Catherine urges NHS England to meet children’s hospice promise

Newcastle North MP, Catherine McKinnell, has marked Children’s Hospice Week by calling on NHS England to keep its promise to the protect the Children’s Hospice Grant – and go further by increasing it to £25million per year – by tabling this Early Day Motion in Parliament.

Catherine – who is the co-chair of the All-Party Parliamentary Group (APPG) on Children Who Need Palliative Care – also hosted an event in Parliament, alongside the charity Together for Short Lives and APPG co-chair Dr Caroline Johnson MP, to discuss the challenging funding situation currently facing children’s hospices across the country as a result of NHS and local authority funding cuts and the rising costs of providing care.

A new report published by Together for Short Lives has found that, across England:

  • In the two years between 2016/17 and 2018/19, the funding each children’s hospice charity received from local NHS clinical commissioning groups (CCGs) reduced on average by more than £7,000 – a 2% cut from £371,303 to £364,076.
  • In the last year, between 2017/18 and 2018/19, nearly three quarters (74%) of children’s hospice charities experienced a real-terms cut (a cut, freeze or increase below 1.8%) in the money they received from CCGs. Over half (56%) of children’s hospice charities experienced cuts or freezes in CCG funding in cash terms.
  • Funding is also very patchy and varies widely across local areas: 15% of children’s hospice charities receive nothing at all from their CCGs.
  • The money that each children’s hospice has to spend each year to meet the needs of seriously ill children and their families has grown to an average of £3,681,442 – a 4.5% increase between 2016/17 and 2018/19, faster than the rate of inflation.
  • This combination of falling CCG funding and increasing costs is hitting our most vulnerable children and their families: a fifth (19%) of children’s hospice charities are cutting vital short breaks for respite.

There are around 49,000 babies, children and young people living in the UK with health conditions that are life-limiting or life-threatening – and that number is rising. Many of these children have complex conditions and need specialist care 24 hours a day, seven days a week.

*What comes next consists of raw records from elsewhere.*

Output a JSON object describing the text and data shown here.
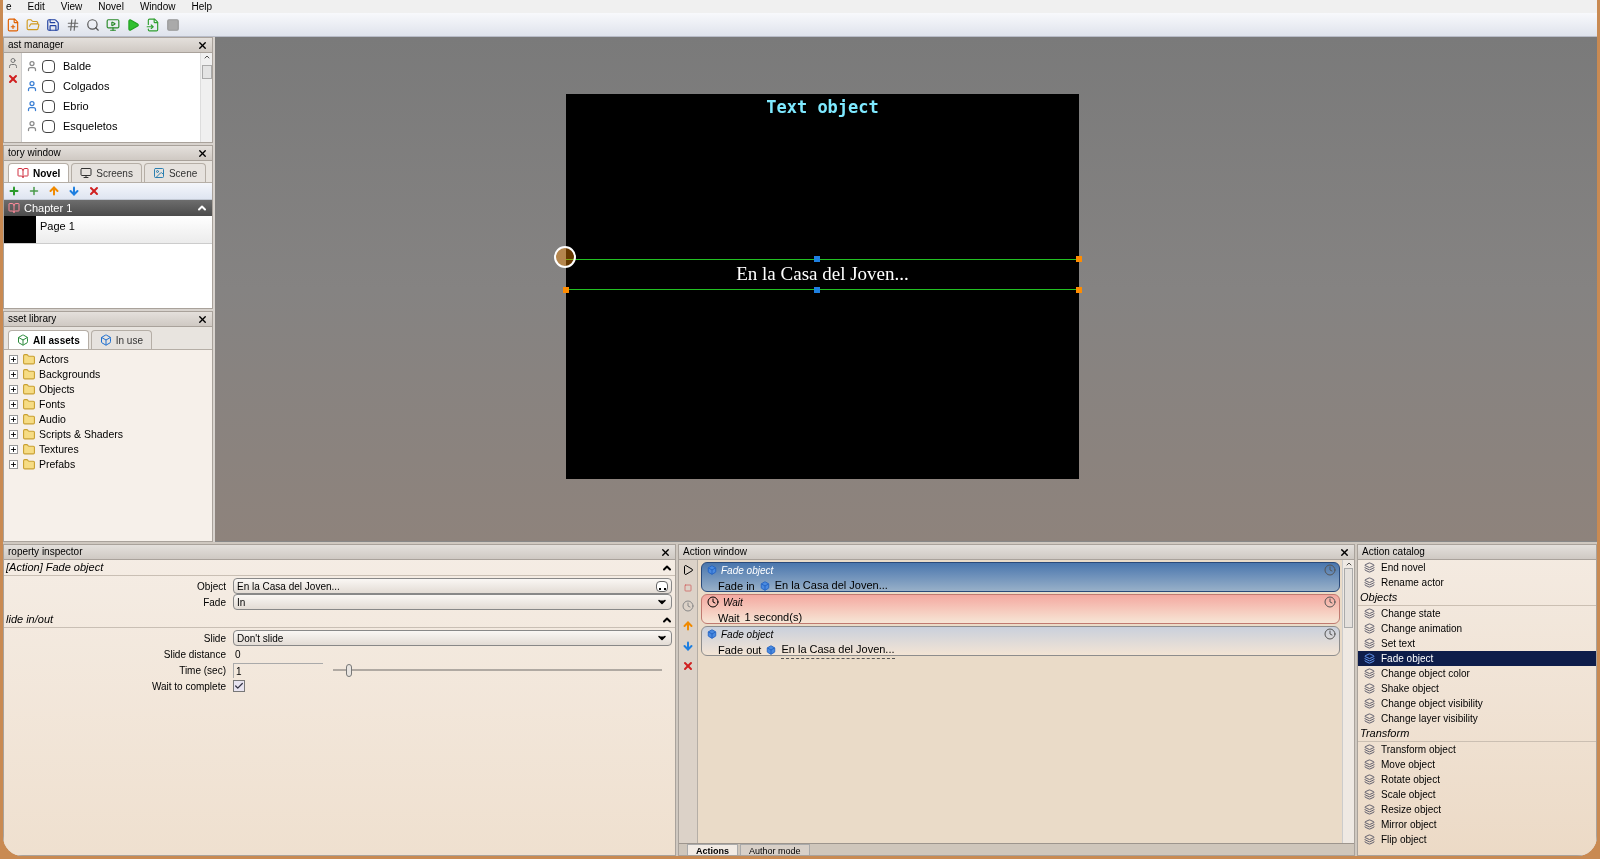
{
  "menu": [
    "e",
    "Edit",
    "View",
    "Novel",
    "Window",
    "Help"
  ],
  "cast_manager": {
    "title": "ast manager",
    "actors": [
      {
        "name": "Balde",
        "checked": false,
        "color": "#8a8a8a"
      },
      {
        "name": "Colgados",
        "checked": false,
        "color": "#3b7fd4"
      },
      {
        "name": "Ebrio",
        "checked": false,
        "color": "#3b7fd4"
      },
      {
        "name": "Esqueletos",
        "checked": false,
        "color": "#8a8a8a"
      }
    ]
  },
  "story_window": {
    "title": "tory window",
    "tabs": [
      {
        "label": "Novel",
        "selected": true
      },
      {
        "label": "Screens",
        "selected": false
      },
      {
        "label": "Scene",
        "selected": false
      }
    ],
    "chapter": {
      "title": "Chapter 1",
      "expanded": true,
      "pages": [
        "Page 1"
      ]
    }
  },
  "asset_library": {
    "title": "sset library",
    "tabs": [
      {
        "label": "All assets",
        "selected": true
      },
      {
        "label": "In use",
        "selected": false
      }
    ],
    "folders": [
      "Actors",
      "Backgrounds",
      "Objects",
      "Fonts",
      "Audio",
      "Scripts & Shaders",
      "Textures",
      "Prefabs"
    ]
  },
  "stage": {
    "title": "Text object",
    "text": "En la Casa del Joven..."
  },
  "property_inspector": {
    "title": "roperty inspector",
    "sections": [
      {
        "title": "[Action] Fade object",
        "expanded": true,
        "fields": [
          {
            "kind": "browse",
            "label": "Object",
            "value": "En la Casa del Joven..."
          },
          {
            "kind": "dropdown",
            "label": "Fade",
            "value": "In"
          }
        ]
      },
      {
        "title": "lide in/out",
        "expanded": true,
        "fields": [
          {
            "kind": "dropdown",
            "label": "Slide",
            "value": "Don't slide"
          },
          {
            "kind": "text",
            "label": "Slide distance",
            "value": "0"
          },
          {
            "kind": "slider",
            "label": "Time (sec)",
            "value": "1",
            "level": 0.05
          },
          {
            "kind": "checkbox",
            "label": "Wait to complete",
            "checked": true
          }
        ]
      }
    ]
  },
  "action_window": {
    "title": "Action window",
    "actions": [
      {
        "kind": "fade",
        "title": "Fade object",
        "verb": "Fade in",
        "target": "En la Casa del Joven...",
        "selected": true
      },
      {
        "kind": "wait",
        "title": "Wait",
        "verb": "Wait",
        "target": "1 second(s)",
        "selected": false
      },
      {
        "kind": "fade",
        "title": "Fade object",
        "verb": "Fade out",
        "target": "En la Casa del Joven...",
        "selected": false
      }
    ],
    "tabs": [
      {
        "label": "Actions",
        "selected": true
      },
      {
        "label": "Author mode",
        "selected": false
      }
    ]
  },
  "action_catalog": {
    "title": "Action catalog",
    "groups": [
      {
        "items": [
          {
            "label": "End novel",
            "selected": false
          },
          {
            "label": "Rename actor",
            "selected": false
          }
        ]
      },
      {
        "title": "Objects",
        "items": [
          {
            "label": "Change state",
            "selected": false
          },
          {
            "label": "Change animation",
            "selected": false
          },
          {
            "label": "Set text",
            "selected": false
          },
          {
            "label": "Fade object",
            "selected": true
          },
          {
            "label": "Change object color",
            "selected": false
          },
          {
            "label": "Shake object",
            "selected": false
          },
          {
            "label": "Change object visibility",
            "selected": false
          },
          {
            "label": "Change layer visibility",
            "selected": false
          }
        ]
      },
      {
        "title": "Transform",
        "items": [
          {
            "label": "Transform object",
            "selected": false
          },
          {
            "label": "Move object",
            "selected": false
          },
          {
            "label": "Rotate object",
            "selected": false
          },
          {
            "label": "Scale object",
            "selected": false
          },
          {
            "label": "Resize object",
            "selected": false
          },
          {
            "label": "Mirror object",
            "selected": false
          },
          {
            "label": "Flip object",
            "selected": false
          }
        ]
      }
    ]
  }
}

The Chief Executive of NHS England, Simon Stevens, had announced on 27th December that, over the next five years, up to £7million additional funding would be made available to children’s hospices each year on top of the existing £11million Children’s Hospice Grant, if local CCGs also provide additional match funding. However, NHS England subsequently rowed back on this promise in its Long Term Plan, which stated that the additional funding will also be made available to other, non-hospice palliative care services.

Catherine said:

Children’s hospices across the country – including St Oswald’s in Newcastle – provide absolutely crucial support to seriously ill children and their families, with very little contribution from the state. They receive enormous support from local communities to keep these important services open, but the long-term sustainability of these organisations – and the very specialist clinical care they provide – really shouldn’t have to rely on never-ending fundraising drives and the public’s generosity. Children with life-limiting conditions and their families don’t have time to waste during what can be the most challenging time imaginable.

‘I’m really proud to celebrate the fantastic work that children’s hospices do, and to continue to press for that to be finally reflected in fair and sustainable funding.’

 Andy Fletcher, Chief Executive of Together for Short Lives, said:

‘All children’s palliative care services, delivered in hospitals, children’s hospices and the community, need equitable and sustainable funding. However, children’s hospices in England are facing a dangerous cocktail of growing costs and declining, patchy NHS funding, which is putting their long-term future at risk. It is simply not sustainable to expect specialist children’s palliative care services provided by children’s hospices to be funded by charity reserves and the generosity of the public. It is time for Simon Stevens to make good on the commitment he made at Christmas by protecting the grant and increase NHS funding for children’s hospices.’